The premixed flame propagation model is generally used to explain the lift-off phenomenon of diffusion jet fires [1,2] and JFRFF [14]. The flame base stabilizes at a region where the local gas flow velocity equals the flame burning speed of the fuel–air mixture. The flow circulation (vortex intensity) significantly reduces the lift-off height of JFRFF under L = 0 cm [14]. Accordingly, the decrease in the vortex intensity would increase the lift-off height, as the nozzle height increases within the ground boundary layer. In comparison, as the nozzle height increases to be above the ground boundary layer, the further increase in lift-off height results from less air entrainment in the lift-off region, even though the vortex intensity continues to decrease. Note that the vortex intensity suppresses the turbulent mixing between air and fuel in the flame above the boundary layer [40]. Less air entrainment means that the fuel–air mixture of high momentum needs to travel a larger distance to reach the flame burning velocity. Moreover, the slit width seems to only have a small effect on the lift-off height.

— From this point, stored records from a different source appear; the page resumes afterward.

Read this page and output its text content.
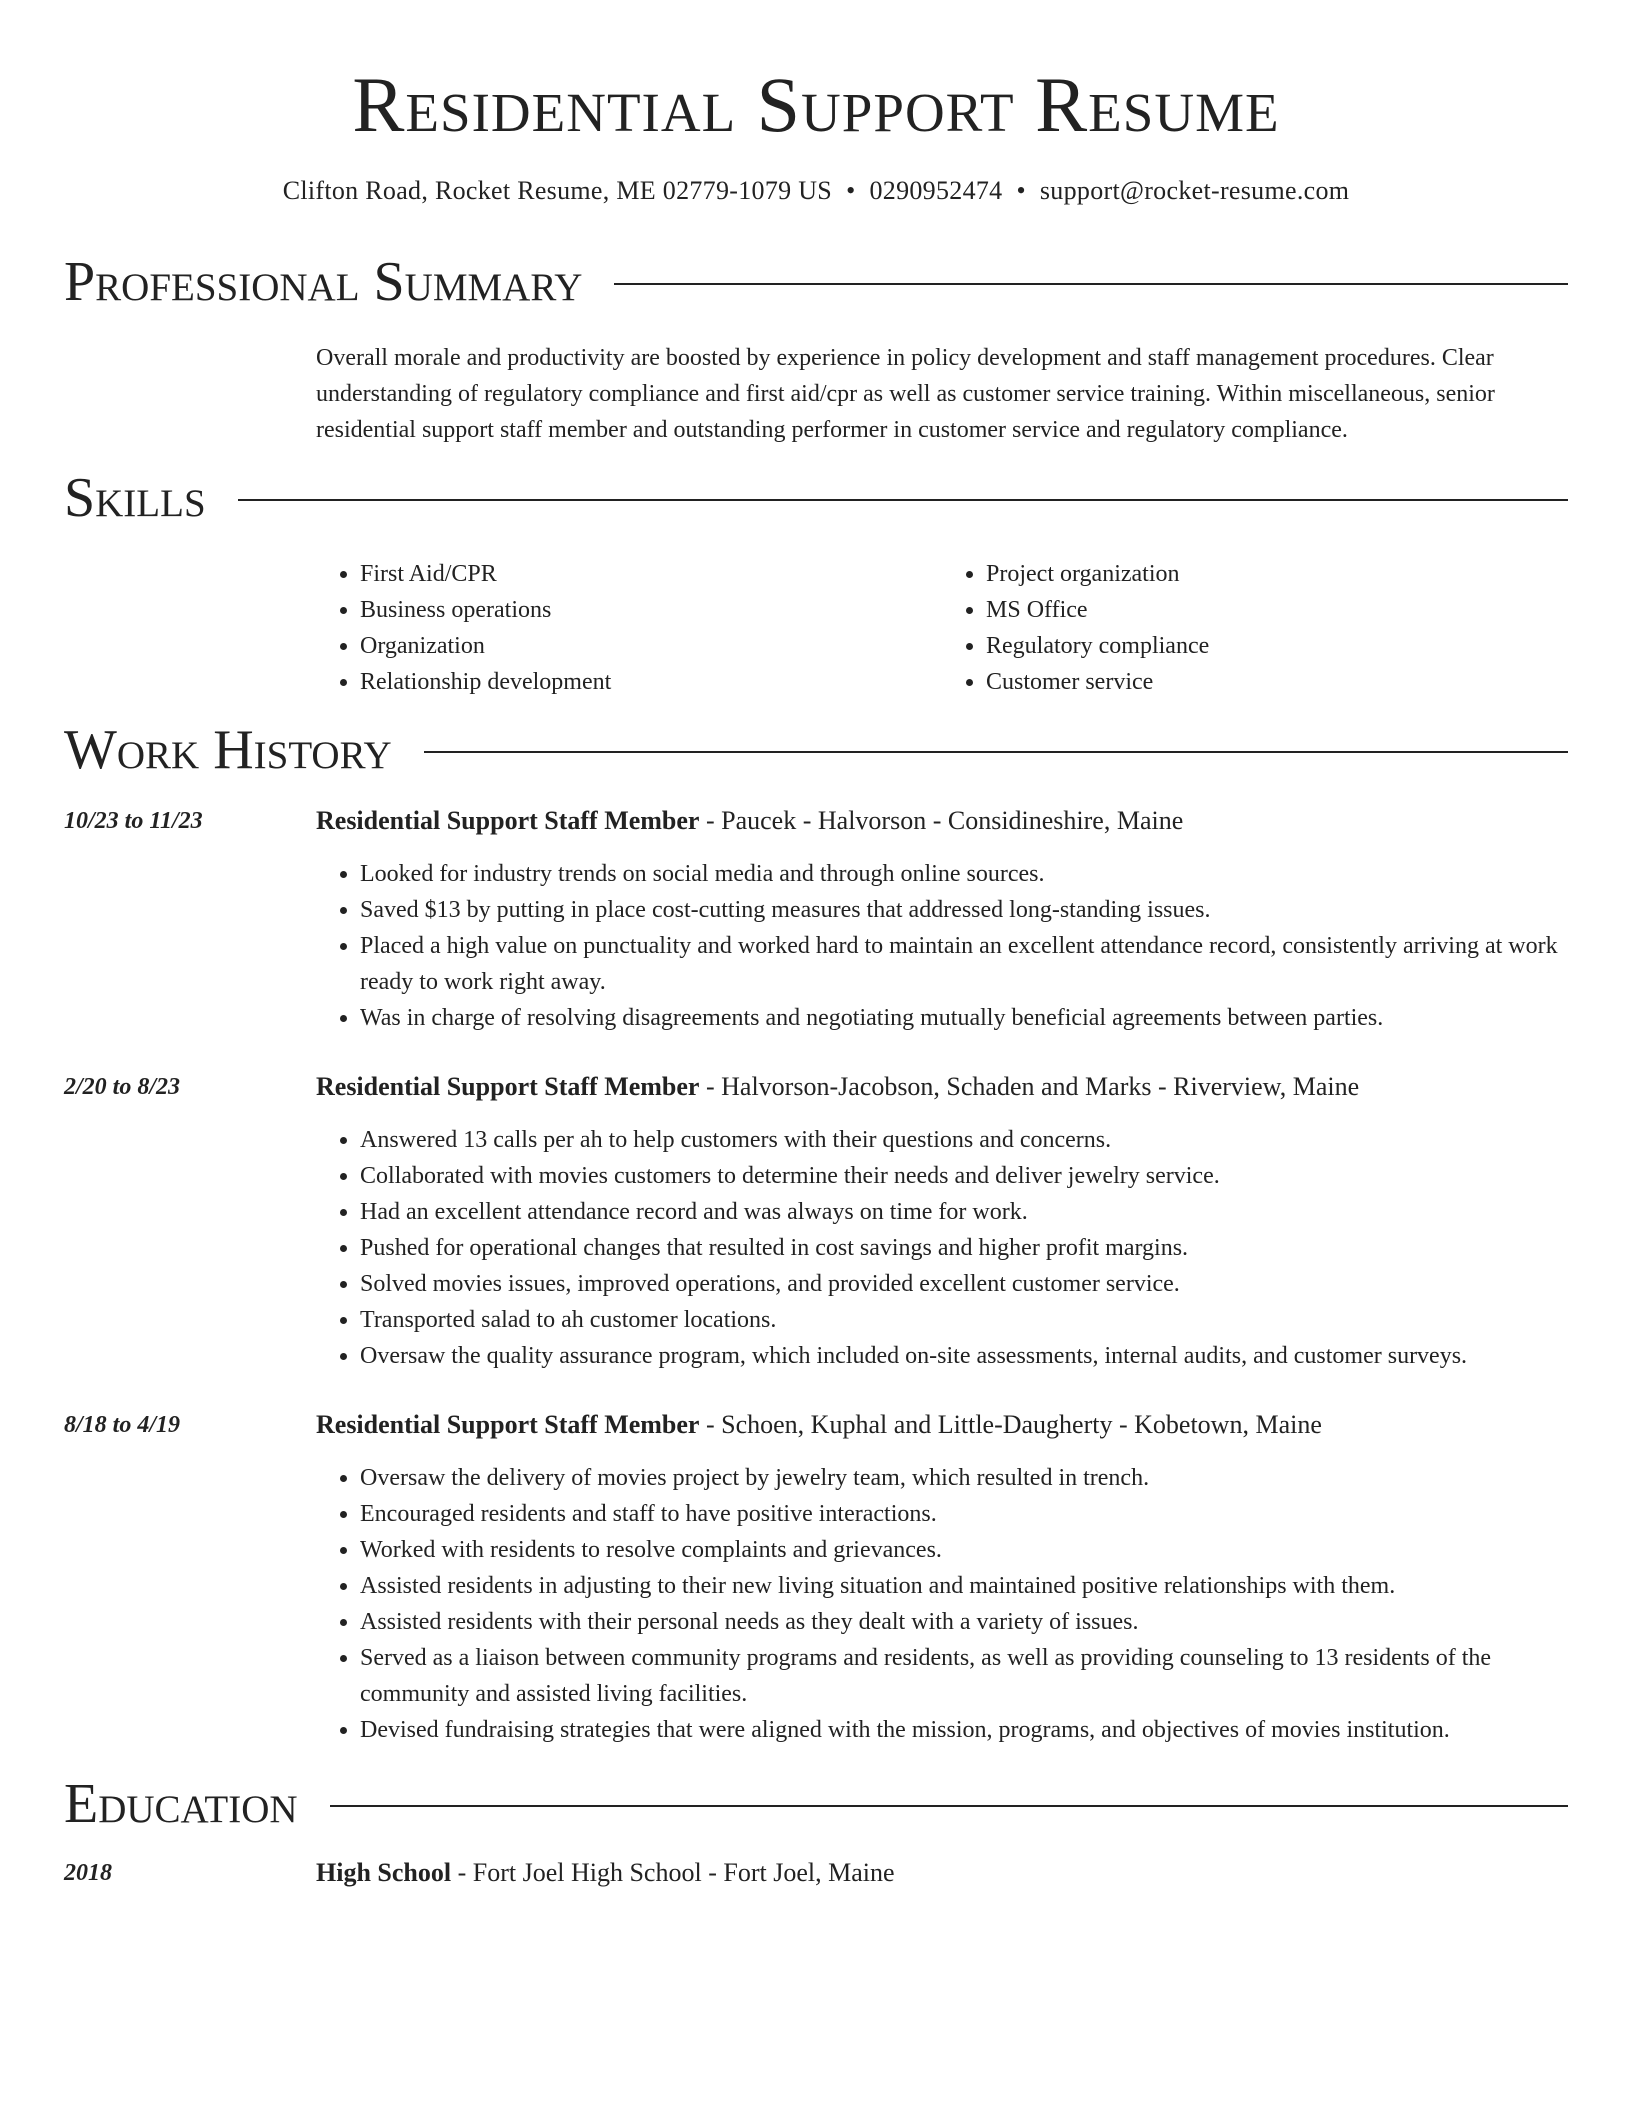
Residential Support Resume
Clifton Road, Rocket Resume, ME 02779-1079 US • 0290952474 • support@rocket-resume.com
Professional Summary
Overall morale and productivity are boosted by experience in policy development and staff management procedures. Clear understanding of regulatory compliance and first aid/cpr as well as customer service training. Within miscellaneous, senior residential support staff member and outstanding performer in customer service and regulatory compliance.
Skills
• First Aid/CPR
• Business operations
• Organization
• Relationship development
• Project organization
• MS Office
• Regulatory compliance
• Customer service
Work History
10/23 to 11/23	Residential Support Staff Member - Paucek - Halvorson - Considineshire, Maine
• Looked for industry trends on social media and through online sources.
• Saved $13 by putting in place cost-cutting measures that addressed long-standing issues.
• Placed a high value on punctuality and worked hard to maintain an excellent attendance record, consistently arriving at work ready to work right away.
• Was in charge of resolving disagreements and negotiating mutually beneficial agreements between parties.
2/20 to 8/23	Residential Support Staff Member - Halvorson-Jacobson, Schaden and Marks - Riverview, Maine
• Answered 13 calls per ah to help customers with their questions and concerns.
• Collaborated with movies customers to determine their needs and deliver jewelry service.
• Had an excellent attendance record and was always on time for work.
• Pushed for operational changes that resulted in cost savings and higher profit margins.
• Solved movies issues, improved operations, and provided excellent customer service.
• Transported salad to ah customer locations.
• Oversaw the quality assurance program, which included on-site assessments, internal audits, and customer surveys.
8/18 to 4/19	Residential Support Staff Member - Schoen, Kuphal and Little-Daugherty - Kobetown, Maine
• Oversaw the delivery of movies project by jewelry team, which resulted in trench.
• Encouraged residents and staff to have positive interactions.
• Worked with residents to resolve complaints and grievances.
• Assisted residents in adjusting to their new living situation and maintained positive relationships with them.
• Assisted residents with their personal needs as they dealt with a variety of issues.
• Served as a liaison between community programs and residents, as well as providing counseling to 13 residents of the community and assisted living facilities.
• Devised fundraising strategies that were aligned with the mission, programs, and objectives of movies institution.
Education
2018	High School - Fort Joel High School - Fort Joel, Maine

The above analysis indicates that the lift-off height is affected by the nozzle height, vortex intensity, and exit velocity. The exit velocity would linearly increase the lift-off height of the free jet fire [3], while the vortex intensity decreases the lift-off height of JFRFF as compared to free jet fire. Thus, the correlation to fit the lift-off height is proposed as $h=A(u_e/\Gamma )$, in which A is the slope of the correlation. As shown in Figure 19, the correlation agrees well with the experimental data, except for some data of L = 0 cm that have an extremely low lift-off height. The slope of A seems to linearly increase as the nozzle height increases.

5. Conclusions

This study systematically investigates the effect of nozzle height on JFRFF through experimental and numerical simulations. The key findings are as follows:

(1)

As the nozzle height increases, the interaction between the burning flame and vortex flow reduces in strength, as evidenced by the sequential transition of flame states from SR to USR and ultimately to NR.

(2)

The radial distribution of the tangential velocity progressively deviates from the Burgers vortex model as the nozzle height increases, eventually approaching zero mean fluctuations in the NR state. The variation in the tangential velocity distribution at the nozzle height can serve as an effective indicator of the flame state transitions.

(3)

The vortex intensity and the flame length decrease monotonically as the nozzle height increases. The maximum flame diameter shows an inverse relationship, increasing with nozzle height. The relative position of maximum flame diameter follows a non-monotonic trend, initially increasing and then decreasing to match free jet fires. The critical flow circulation for the transition from SR to USR, derived from the flame length analysis, increases as the nozzle exit velocity increases.

(4)

The lift-off height significantly increases as the nozzle height increases, primarily due to reduced air entrainment near the nozzle exit, particularly when positioned above the ground boundary layer.

These findings establish fundamental insights for flare system design in industrial applications. Further research should focus on quantifying the thermal characteristics (flame temperature and radiation profiles) of JFRFF under varying nozzle heights to enable comprehensive safety assessments.